Study: Twitter Predicts Stock Prices More Accurately Than Any Investment Tactic
Want to predict what will happen in the stock market tomorrow? Just use Twitter, say Californian researchers. A team at the University of California has created a computer model which allows them to ‘predict the future’ of the stock market by scanning the social network.
It has up to 11 per cent more accuracy than other computer models.
The software looks at volumes of Tweets containing references to companies or products, and how they link to Tweets on other subjects.
It can predict both the volume of trading and the value of a stock the next day.
The discovery could have a huge impact on investors.
The team from the University of California have built a model which they claim could have a huge impact on investors by using the data to help predict the traded volume and value of a stock the following day.
During a four-month test the model did better than the Dow Jones Industrial Average and outperformed other baseline strategies by between 1.4 percent and almost 11 percent.
Professor Vagelis Hristidis, who specialises in data mining research which focuses on discovering patterns in large data sets, worked on the model. He said: ‘These findings have the potential to have a big impact on market investors.
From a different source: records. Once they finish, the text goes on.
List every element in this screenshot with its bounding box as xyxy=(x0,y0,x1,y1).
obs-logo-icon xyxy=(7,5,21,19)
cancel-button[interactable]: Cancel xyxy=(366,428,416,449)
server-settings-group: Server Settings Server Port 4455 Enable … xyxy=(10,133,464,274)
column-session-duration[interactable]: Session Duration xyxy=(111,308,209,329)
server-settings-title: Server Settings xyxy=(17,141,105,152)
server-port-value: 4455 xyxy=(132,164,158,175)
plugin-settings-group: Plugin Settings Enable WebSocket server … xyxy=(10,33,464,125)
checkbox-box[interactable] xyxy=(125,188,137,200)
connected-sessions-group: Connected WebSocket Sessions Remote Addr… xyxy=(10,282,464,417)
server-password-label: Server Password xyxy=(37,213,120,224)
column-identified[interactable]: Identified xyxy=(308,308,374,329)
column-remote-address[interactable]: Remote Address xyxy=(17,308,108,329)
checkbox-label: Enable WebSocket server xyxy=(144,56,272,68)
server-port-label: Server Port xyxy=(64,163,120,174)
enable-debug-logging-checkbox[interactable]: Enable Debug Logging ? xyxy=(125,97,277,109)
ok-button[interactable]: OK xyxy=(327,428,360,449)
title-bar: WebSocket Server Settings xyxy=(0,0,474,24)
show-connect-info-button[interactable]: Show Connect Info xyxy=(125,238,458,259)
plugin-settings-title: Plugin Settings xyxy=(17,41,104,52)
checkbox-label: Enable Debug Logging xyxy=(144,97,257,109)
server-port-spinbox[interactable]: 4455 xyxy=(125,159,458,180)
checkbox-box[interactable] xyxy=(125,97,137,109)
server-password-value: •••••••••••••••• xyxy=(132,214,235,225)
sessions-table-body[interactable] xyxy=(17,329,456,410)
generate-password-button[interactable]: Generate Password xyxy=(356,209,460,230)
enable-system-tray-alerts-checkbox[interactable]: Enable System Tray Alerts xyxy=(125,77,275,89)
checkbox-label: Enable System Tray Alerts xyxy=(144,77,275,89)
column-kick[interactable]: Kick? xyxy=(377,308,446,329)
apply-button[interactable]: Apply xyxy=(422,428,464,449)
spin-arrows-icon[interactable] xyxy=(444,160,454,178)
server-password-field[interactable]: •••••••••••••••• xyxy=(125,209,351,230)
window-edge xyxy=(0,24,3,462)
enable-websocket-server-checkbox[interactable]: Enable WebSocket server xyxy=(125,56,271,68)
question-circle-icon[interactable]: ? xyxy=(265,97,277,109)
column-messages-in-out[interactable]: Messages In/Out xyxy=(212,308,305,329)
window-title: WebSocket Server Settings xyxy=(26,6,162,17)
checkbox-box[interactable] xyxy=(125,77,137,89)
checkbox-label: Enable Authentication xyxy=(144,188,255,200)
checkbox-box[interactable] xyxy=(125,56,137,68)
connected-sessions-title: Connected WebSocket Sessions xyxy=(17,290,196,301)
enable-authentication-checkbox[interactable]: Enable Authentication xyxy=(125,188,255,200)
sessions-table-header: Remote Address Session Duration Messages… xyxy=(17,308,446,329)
‘With so much data available from social media, many investors are looking to sort it out and profit from it.’
The team studied how activity in Twitter is correlated to stock prices and traded volume.
While past research has looked the sentiment, positive or negative, of tweets to predict stock price, little research has focused on the volume of tweets and the ways that tweets are linked to other tweets, topics or users.
Past work has also mostly studied the overall stock market indexes, and not individual stocks.
For the latest study the researchers obtained the daily closing price and the number of trades for 150 randomly selected companies in the S&P 500 Index for the first half of 2010.
Then, they developed filters to select only relevant tweets for those companies during that time period. For example, if they were looking at Apple, they excluded tweets that focused on the fruit.
They expected to find the number of trades was correlated with the number of tweets.
But the number of trades is slightly more correlated with the number of ‘connected components’ – the number of posts about distinct topics related to one company.
For example, using Apple, there might be separate networks of posts regarding Apple’s new CEO, a new product it released and its latest earnings report.
They also found stock price is slightly correlated with the number of connected components.
For the study, the researchers simulated a series of investments between March 1, 2010 and June 30, 2010 and analyzed performance using several investment strategies. During that time frame, the Dow Jones Industrial Average fell 4.2 percent.
The model the researchers developed using Twitter data lost on average 2.4 percent.
But Professor Hristidis noted several potential weaknesses in the study including that the trading strategy worked in a period when the Dow Jones dropped, but it may not produce the same results when the Dow Jones is rising.
There is also sensitivity related to the duration of the trading. For example, it took 30 days in the simulation to start outperforming the Dow Jones.